O extrativismo devia ser solução temporária para a pobreza da população rural. Nunca opção preferencial para combater desmatamento e conservar a natureza.

12 de julho de 2006 · 18 anos atrás
  • Fabio Olmos

    Biólogo, doutor em zoologia, observador de aves e viajante com gosto pela relação entre ecologia, história, economia e antropologia.

Acho extremamente interessante o embrião de debate surgido em O Eco sobre reservas extrativistas (resex). Idéia tupiniquim que combinaria conservação com justiça social, as resex se tornaram o carro-chefe da política ambiental para a Amazônia e agora se espalham por outras regiões, como a faixa costeira e, última idéia, o Cerrado.

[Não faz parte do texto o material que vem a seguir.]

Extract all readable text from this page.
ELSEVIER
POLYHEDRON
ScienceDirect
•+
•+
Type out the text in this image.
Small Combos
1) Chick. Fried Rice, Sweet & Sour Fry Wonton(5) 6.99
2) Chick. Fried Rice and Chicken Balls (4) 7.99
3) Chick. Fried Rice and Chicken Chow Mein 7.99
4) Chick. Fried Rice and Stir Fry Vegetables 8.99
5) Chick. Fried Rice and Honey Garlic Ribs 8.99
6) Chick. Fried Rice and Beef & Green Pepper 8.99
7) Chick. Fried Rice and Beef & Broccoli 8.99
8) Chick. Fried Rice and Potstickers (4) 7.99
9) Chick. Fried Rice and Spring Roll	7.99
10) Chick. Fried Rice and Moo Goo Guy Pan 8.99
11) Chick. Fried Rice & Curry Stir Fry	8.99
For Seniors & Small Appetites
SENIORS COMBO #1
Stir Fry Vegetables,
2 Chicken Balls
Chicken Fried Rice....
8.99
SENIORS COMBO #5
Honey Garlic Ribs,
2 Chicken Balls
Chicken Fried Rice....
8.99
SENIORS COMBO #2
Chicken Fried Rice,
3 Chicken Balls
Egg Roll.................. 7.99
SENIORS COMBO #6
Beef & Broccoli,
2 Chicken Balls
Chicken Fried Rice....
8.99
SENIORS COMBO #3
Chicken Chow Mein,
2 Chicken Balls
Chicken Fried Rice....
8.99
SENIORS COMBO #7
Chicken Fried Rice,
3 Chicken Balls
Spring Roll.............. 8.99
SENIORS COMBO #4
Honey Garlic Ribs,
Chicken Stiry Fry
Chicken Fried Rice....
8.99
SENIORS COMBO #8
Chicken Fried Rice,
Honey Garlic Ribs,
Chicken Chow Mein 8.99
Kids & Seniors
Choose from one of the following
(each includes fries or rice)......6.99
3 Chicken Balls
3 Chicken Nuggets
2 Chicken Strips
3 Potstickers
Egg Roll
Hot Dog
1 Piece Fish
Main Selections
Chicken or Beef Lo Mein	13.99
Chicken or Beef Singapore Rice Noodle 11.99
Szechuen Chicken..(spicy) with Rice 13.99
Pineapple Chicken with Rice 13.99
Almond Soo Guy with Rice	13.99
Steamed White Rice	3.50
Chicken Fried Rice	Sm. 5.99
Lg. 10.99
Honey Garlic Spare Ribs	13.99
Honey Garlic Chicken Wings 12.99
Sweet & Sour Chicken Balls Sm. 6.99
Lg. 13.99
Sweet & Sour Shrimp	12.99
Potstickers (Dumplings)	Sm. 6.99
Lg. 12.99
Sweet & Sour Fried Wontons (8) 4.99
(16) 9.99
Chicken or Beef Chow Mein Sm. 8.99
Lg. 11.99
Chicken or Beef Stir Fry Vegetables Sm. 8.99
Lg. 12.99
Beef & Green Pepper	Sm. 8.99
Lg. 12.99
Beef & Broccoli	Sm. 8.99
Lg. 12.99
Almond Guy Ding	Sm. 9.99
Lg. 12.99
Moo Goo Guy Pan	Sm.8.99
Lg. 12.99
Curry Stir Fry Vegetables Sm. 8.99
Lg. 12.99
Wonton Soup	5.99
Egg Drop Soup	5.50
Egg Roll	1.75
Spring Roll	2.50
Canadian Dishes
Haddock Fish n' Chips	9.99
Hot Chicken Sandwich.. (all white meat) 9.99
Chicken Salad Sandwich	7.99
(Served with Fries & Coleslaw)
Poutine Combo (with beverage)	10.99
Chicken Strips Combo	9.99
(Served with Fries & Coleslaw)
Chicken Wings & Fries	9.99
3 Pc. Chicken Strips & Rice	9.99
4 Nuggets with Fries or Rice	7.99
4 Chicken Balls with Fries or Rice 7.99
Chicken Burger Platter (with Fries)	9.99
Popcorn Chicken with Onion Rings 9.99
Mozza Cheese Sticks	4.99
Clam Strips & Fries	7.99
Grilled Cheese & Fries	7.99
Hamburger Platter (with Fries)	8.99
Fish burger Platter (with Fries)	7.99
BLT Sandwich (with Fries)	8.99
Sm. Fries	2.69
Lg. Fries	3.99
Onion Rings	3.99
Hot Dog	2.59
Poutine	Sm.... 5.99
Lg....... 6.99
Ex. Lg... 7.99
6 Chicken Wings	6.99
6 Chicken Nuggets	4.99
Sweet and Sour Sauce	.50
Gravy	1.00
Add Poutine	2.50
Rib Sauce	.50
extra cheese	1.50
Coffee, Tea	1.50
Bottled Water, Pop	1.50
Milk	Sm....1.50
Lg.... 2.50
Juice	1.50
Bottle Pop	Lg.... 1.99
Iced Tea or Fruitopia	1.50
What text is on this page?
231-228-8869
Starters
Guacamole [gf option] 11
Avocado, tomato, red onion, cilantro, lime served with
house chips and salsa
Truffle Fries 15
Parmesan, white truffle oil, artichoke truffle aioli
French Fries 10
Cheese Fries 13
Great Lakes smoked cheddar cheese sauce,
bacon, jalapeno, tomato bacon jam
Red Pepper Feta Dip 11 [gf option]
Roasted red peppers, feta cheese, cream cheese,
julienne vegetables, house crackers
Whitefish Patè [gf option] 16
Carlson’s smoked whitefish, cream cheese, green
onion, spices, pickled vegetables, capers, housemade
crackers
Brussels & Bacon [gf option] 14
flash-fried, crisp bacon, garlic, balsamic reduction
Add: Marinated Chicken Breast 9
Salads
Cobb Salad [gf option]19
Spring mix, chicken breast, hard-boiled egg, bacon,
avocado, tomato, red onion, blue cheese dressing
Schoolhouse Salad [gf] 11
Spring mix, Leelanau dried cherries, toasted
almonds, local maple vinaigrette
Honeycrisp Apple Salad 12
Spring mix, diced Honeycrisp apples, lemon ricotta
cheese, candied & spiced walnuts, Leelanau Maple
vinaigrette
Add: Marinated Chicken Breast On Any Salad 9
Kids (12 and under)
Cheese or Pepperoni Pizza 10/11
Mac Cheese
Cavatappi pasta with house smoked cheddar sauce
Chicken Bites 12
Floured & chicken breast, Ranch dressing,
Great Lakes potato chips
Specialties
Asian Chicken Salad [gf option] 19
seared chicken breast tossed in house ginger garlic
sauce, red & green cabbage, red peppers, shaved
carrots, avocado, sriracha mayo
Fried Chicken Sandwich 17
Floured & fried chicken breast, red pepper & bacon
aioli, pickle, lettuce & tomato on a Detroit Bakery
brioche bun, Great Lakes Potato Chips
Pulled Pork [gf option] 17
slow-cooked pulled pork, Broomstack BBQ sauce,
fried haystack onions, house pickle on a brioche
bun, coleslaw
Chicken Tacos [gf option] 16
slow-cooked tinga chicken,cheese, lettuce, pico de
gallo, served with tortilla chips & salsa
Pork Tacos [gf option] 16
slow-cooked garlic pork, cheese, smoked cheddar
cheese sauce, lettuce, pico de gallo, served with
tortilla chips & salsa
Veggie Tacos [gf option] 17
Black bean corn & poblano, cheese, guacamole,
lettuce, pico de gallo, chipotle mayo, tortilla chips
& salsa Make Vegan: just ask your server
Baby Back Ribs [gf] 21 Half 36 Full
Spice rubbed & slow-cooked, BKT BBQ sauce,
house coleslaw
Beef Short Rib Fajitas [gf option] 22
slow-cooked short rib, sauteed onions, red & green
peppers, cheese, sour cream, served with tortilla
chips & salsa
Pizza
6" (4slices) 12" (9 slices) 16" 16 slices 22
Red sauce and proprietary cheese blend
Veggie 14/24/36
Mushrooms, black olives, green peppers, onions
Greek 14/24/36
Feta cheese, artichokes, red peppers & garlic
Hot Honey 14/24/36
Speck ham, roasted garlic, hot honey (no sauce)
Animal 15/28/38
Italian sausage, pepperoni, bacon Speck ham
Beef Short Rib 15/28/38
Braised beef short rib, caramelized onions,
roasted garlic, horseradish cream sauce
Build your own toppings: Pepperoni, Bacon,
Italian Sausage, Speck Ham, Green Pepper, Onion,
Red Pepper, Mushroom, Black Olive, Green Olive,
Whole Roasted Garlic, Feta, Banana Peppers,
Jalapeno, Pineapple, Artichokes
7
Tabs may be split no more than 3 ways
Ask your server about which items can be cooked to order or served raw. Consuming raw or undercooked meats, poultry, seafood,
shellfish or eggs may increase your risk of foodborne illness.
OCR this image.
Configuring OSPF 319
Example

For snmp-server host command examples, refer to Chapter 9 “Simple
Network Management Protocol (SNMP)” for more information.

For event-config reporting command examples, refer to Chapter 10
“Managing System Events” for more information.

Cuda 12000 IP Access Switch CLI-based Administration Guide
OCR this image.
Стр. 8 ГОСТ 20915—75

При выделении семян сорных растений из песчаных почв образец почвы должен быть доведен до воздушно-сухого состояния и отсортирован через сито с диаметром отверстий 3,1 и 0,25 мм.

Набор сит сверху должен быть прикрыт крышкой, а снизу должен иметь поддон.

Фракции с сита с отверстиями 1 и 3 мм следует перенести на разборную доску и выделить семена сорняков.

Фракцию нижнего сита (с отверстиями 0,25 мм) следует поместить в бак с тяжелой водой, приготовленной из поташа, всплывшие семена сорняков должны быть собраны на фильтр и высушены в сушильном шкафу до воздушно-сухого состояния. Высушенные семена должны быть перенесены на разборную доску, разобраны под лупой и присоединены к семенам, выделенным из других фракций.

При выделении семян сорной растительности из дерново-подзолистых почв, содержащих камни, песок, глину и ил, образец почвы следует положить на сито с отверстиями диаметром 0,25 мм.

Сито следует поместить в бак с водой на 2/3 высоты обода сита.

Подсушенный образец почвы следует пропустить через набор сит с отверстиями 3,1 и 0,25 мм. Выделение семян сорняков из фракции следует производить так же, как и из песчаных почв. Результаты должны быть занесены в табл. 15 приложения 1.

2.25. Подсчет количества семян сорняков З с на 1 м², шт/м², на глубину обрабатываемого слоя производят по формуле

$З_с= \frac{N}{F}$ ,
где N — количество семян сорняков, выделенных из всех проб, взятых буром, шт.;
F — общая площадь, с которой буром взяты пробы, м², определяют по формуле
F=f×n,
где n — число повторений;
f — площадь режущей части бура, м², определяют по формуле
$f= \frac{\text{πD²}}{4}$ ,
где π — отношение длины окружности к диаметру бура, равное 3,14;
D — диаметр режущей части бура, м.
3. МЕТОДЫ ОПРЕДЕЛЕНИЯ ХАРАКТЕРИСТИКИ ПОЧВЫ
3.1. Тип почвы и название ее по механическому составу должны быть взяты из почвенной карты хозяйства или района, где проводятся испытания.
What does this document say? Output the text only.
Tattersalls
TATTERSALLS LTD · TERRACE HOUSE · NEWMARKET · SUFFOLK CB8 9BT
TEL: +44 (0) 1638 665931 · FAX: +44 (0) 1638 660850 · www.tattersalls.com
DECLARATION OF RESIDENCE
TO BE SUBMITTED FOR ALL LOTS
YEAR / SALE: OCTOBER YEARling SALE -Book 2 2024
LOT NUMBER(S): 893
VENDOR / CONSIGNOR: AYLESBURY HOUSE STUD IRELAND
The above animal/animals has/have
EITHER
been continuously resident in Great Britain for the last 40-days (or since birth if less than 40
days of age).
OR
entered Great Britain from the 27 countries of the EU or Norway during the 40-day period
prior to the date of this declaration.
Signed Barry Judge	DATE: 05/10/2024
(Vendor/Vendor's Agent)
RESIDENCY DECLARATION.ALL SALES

Em 1998, eu trabalhava como consultor do Planafloro em Rondônia. Uma das tarefas que coube a mim foi coordenar uma Avaliação Ecológica Rápida (AER) da Reserva Biológica do Rio Ouro Preto, uma das várias unidades de conservação criadas pelo estado para ter acesso ao dinheiro do Banco Mundial (um toma lá dá cá que não funcionou para as áreas protegidas.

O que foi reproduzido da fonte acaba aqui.